Consideramos esta uma oportunidade ímpar para nos unirmos de armas ensarilhadas e refletimos um pouco sobre o nosso município. Está na hora de se tentar estabelecer um debate aberto e sem qualquer conotação partidária sobre a situação da nossa terra e se possível, procurarmos diagnosticar e receitar um remédio capaz de recuperar a fisionomia anêmica e maltratada desta cidade que já foi considerada uma das mais bonitas do Estado de Pernambuco.
Não é novidade para ninguém que nos anos noventa o nosso município enfrentou sérios problemas econômicos. Entretanto, graças ao espírito empreendedor dos grandes e pequenos empresários, as sucessivas crises foram superadas. A nossa economia está reagindo, o comércio crescendo, se diversificando, gerando empregos e recolhendo mais impostos.
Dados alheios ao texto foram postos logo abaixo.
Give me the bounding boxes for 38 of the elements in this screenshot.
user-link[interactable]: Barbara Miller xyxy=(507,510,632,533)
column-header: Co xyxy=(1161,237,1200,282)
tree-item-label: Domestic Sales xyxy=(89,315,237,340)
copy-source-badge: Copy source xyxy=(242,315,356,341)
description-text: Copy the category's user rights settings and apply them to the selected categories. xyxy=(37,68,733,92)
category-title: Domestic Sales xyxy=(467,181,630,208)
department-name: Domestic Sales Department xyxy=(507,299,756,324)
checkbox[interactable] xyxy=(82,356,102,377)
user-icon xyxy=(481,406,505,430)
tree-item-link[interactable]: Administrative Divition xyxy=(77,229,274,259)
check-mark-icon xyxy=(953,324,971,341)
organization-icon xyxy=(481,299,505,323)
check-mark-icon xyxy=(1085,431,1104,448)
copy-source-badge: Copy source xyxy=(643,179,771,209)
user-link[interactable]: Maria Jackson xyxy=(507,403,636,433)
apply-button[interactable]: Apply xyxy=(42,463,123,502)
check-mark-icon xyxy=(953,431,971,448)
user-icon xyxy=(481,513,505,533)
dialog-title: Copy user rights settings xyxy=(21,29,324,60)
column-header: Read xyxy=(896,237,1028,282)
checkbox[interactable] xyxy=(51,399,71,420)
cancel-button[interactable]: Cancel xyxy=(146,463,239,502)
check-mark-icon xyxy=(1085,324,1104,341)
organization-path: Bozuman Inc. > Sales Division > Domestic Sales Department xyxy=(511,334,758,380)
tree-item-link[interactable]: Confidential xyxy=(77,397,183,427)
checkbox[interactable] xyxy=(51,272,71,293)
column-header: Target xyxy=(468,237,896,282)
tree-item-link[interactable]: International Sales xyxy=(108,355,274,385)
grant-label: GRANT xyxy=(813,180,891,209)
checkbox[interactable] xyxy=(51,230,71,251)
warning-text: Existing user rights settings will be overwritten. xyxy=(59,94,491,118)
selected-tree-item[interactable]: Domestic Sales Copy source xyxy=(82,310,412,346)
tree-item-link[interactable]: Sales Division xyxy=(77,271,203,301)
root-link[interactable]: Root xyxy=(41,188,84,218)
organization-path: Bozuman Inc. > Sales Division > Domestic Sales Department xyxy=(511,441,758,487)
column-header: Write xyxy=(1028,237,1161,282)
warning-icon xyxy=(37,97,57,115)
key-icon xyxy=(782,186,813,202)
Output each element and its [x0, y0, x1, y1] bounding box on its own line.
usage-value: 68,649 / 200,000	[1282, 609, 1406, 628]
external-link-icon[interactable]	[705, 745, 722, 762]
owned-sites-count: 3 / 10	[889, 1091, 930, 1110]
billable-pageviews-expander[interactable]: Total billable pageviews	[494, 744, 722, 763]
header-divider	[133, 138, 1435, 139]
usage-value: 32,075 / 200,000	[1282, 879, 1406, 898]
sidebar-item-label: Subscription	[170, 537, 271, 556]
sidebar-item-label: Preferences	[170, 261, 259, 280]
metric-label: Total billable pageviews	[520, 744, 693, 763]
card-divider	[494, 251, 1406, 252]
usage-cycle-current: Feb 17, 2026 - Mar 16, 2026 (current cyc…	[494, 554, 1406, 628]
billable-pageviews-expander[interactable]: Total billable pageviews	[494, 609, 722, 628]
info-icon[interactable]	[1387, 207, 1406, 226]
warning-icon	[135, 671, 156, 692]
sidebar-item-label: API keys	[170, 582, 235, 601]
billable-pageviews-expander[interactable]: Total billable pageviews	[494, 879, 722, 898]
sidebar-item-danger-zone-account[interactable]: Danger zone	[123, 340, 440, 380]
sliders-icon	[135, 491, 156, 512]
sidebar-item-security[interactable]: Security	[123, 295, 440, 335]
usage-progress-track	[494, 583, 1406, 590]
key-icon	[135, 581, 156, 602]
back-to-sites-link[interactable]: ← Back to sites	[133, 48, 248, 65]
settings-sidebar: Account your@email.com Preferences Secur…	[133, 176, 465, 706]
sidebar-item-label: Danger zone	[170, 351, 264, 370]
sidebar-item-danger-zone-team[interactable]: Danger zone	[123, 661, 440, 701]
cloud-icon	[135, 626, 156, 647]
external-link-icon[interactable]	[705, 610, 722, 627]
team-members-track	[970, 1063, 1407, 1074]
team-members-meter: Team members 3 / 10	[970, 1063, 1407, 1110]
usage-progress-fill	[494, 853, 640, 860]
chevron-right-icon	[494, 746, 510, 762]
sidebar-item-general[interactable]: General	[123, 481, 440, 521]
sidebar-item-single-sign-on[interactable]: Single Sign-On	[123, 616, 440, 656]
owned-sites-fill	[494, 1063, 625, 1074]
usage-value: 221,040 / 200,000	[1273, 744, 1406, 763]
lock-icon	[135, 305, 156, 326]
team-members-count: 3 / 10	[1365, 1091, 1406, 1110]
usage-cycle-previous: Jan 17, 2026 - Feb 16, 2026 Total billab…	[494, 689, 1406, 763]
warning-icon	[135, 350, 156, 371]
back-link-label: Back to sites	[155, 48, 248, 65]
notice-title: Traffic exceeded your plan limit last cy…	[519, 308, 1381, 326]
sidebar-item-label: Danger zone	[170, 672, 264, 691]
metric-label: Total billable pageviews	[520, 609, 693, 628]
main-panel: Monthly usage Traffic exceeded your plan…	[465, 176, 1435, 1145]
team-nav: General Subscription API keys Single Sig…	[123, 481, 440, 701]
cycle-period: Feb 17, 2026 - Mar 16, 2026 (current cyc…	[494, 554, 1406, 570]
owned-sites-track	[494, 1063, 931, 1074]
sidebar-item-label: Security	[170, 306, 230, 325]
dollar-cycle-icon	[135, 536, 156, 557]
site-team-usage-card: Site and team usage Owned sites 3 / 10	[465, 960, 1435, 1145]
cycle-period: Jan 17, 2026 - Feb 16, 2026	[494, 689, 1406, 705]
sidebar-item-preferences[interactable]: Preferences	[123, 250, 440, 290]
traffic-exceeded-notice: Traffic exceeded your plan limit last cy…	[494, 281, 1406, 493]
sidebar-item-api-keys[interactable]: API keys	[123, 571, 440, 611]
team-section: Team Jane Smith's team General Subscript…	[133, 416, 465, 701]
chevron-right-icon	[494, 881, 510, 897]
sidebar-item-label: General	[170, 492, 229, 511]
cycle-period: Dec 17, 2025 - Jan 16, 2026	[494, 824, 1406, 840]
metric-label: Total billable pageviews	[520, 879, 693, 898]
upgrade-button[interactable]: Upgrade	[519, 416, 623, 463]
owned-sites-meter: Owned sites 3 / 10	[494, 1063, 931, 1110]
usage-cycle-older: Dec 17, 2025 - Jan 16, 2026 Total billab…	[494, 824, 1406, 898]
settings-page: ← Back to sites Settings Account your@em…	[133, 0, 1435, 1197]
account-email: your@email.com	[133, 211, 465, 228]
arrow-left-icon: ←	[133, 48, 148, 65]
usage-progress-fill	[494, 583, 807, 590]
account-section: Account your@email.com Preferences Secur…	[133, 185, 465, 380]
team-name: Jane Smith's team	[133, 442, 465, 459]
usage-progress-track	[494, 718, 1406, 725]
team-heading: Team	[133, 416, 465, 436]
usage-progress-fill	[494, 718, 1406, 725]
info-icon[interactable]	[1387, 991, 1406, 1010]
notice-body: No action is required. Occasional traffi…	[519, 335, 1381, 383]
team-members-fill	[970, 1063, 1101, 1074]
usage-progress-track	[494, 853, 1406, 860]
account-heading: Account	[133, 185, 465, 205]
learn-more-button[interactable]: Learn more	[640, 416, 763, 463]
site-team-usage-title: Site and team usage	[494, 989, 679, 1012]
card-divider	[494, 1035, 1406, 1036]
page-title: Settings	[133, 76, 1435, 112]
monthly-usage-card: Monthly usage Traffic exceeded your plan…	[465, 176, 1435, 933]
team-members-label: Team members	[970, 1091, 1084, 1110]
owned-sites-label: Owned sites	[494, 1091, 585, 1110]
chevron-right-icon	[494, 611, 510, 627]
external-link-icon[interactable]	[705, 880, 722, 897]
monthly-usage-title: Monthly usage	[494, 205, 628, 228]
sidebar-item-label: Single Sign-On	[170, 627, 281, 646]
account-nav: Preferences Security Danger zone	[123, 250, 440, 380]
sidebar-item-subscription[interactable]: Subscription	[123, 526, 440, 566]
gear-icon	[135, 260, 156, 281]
Já do lado do poder público, a recíproca não tem sido verdadeira. As ações governamentais postas em prática nas últimas décadas são tímidas e não acompanham o ritmo do setor privado nessa marcha incansável em busca de uma recuperação.


Pelas razões acima citadas, julgamos ser este um momento ideal para conversarmos e debatermos sobre tudo o que se passa com o nosso município e cada um oferecer as suas sugestões para a solução dos inúmeros e crônicos problemas que nos afligem.


Não há, pois, tempo a perder. Existem situações que exigem providências urgentes e a perda de tempo, poderá resultar em consequências irreversíveis, o que certamente não é do interesse de nenhum de nós.
Portanto, conterrâneos, a exemplo do que já ocorreu em outras oportunidades, coloquemos o pesqueirismo acima de tudo. A terrinha mais uma vez, agradece.

NOTA: O autor destas maltraçadas lembra a quem possa interessar que não é vinculado a nenhum partido ou grupo político e muito menos candidato a qualquer cargo eletivo, coisas para as quais, não leva o menor jeito e não tem a mínima aptidão.